Ousmane Sonko a fait coïncider la parution du livre « les territoires du développement», co-écrit avec Moussa Bala Fofana, avec l’ouverture de la campagne pour les élections locales de janvier 2021.

L’objet de cette chronique est par conséquent, de participer à cette invite, à peine voilée, au débat public. De prime abord, on pourrait penser « encore un livre sur la décentralisation ! » et ne pas être tenté de le lire.

A dire vrai, les auteurs ont cherché à aller plus loin en sortant du « train train » habituel de propositions de réformes de décentralisation en surface, pour proposer un renversement de méthode tendant à impulser le développement économique à la base, à partir des territoires.

La proposition « phare » est de consacrer 25 % du budget national dès la première année d’exécution, alors que la part consolidée des budgets locaux par rapport au budget global du pays est d’environ 3 %. Dès lors, il ne s’agit plus du développement local tel que perçu présentement, mais de la part locale du développement national.

Il faut rappeler que le Sénégal a fait de la décentralisation sans développement local durant un siècle et demi, soit depuis l’érection des 4 communes en 1872 jusqu’à l’Acte III de 2013. Diverses réformes de décentralisation ont été élaborées par les gouvernements successifs, dont l’échec se mesure à la désharmonie structurelle du développement territorial à relier à la concentration de l’essentiel des activités économiques, sociales et culturelles dans la région de Dakar.

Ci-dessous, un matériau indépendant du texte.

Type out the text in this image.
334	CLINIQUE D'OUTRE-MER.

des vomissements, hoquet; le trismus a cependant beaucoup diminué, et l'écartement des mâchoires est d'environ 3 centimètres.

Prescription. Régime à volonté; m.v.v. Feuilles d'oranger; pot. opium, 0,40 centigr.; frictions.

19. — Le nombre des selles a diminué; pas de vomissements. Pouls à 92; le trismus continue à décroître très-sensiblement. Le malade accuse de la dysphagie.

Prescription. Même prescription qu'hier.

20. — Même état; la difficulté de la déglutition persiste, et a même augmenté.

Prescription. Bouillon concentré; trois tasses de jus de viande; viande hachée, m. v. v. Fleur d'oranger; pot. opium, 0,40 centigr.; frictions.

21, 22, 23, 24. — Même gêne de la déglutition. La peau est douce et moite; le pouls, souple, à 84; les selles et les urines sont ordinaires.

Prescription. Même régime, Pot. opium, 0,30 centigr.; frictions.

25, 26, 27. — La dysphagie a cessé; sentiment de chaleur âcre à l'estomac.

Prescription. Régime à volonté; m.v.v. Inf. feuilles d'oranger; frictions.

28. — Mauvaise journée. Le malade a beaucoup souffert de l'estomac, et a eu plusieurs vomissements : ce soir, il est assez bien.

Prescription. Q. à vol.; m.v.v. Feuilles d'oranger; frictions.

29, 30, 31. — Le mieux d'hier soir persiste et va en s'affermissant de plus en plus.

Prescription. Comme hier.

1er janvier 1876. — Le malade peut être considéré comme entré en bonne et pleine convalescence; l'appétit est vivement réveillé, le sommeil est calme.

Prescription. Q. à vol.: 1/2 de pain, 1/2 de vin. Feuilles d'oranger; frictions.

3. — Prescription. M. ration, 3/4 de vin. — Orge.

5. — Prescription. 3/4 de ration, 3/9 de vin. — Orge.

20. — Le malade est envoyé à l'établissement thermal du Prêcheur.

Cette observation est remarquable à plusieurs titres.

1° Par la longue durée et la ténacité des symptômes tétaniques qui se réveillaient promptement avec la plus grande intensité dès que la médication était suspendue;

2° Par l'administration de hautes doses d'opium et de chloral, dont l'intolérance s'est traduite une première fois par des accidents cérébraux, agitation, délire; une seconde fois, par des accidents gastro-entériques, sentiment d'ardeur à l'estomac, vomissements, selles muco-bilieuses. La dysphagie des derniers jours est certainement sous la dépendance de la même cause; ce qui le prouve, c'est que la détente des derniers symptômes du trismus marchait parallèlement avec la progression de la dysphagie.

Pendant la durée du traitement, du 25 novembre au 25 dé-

Dans une précédente chronique, nous écrivions ceci : « 10 années après la mise en œuvre de l’Acte 3, les collectivités territoriales sont toujours confrontées à la même problématique, à savoir l’absence de ressources financières avec, comme corollaire, une dépendance vis-à-vis de l’Etat pour leurs investissements et leur fonctionnement. La raison est que toutes les réformes institutionnelles réalisées de 1972 à nos jours, y compris l’Acte III de la décentralisation, ont essentiellement porté sur des aspects administratifs (ordre de collectivités locales, transfert de compétences etc.), et non sur la mobilisation optimale des ressources financières indispensables à la réalisation d’infrastructures économiques, sociales et culturelles susceptibles d’encourager les délocalisations d’activités du centre vers la périphérie.

Ces réformes ont généralement été inspirées par l’exécutif, et élaborées par les cadres des ministères de tutelle, en particulier de l’administration territoriale très au fait des questions locales et préposés par la loi, et leur application soumise au contrôle des collectivités (Sous-Préfets, Préfets, Gouverneurs que le Président Senghor appelait les « Proconsuls »).

Ainsi, avec le consentement d’un pouvoir central peu disposé à décentraliser les moyens budgétaires idoines, toutes les réformes élaborées jusque-là ont maintenu les collectivités territoriales sous contrôle. La fiscalité locale est administrée par les services locaux de la tutelle financière (Ministère en charge des Finances) avec l’émission de l’impôt par le service des impôts, son recouvrement par les services du trésor et la garde des fonds par le receveur municipal qui est un agent du Trésor. Au-delà de leur dépendance des services de l’Etat pour leurs ressources financières, les municipalités n’ont pas les moyens de leur autonomie, avec un total budget consolidé faisant moins de 3 % du budget national.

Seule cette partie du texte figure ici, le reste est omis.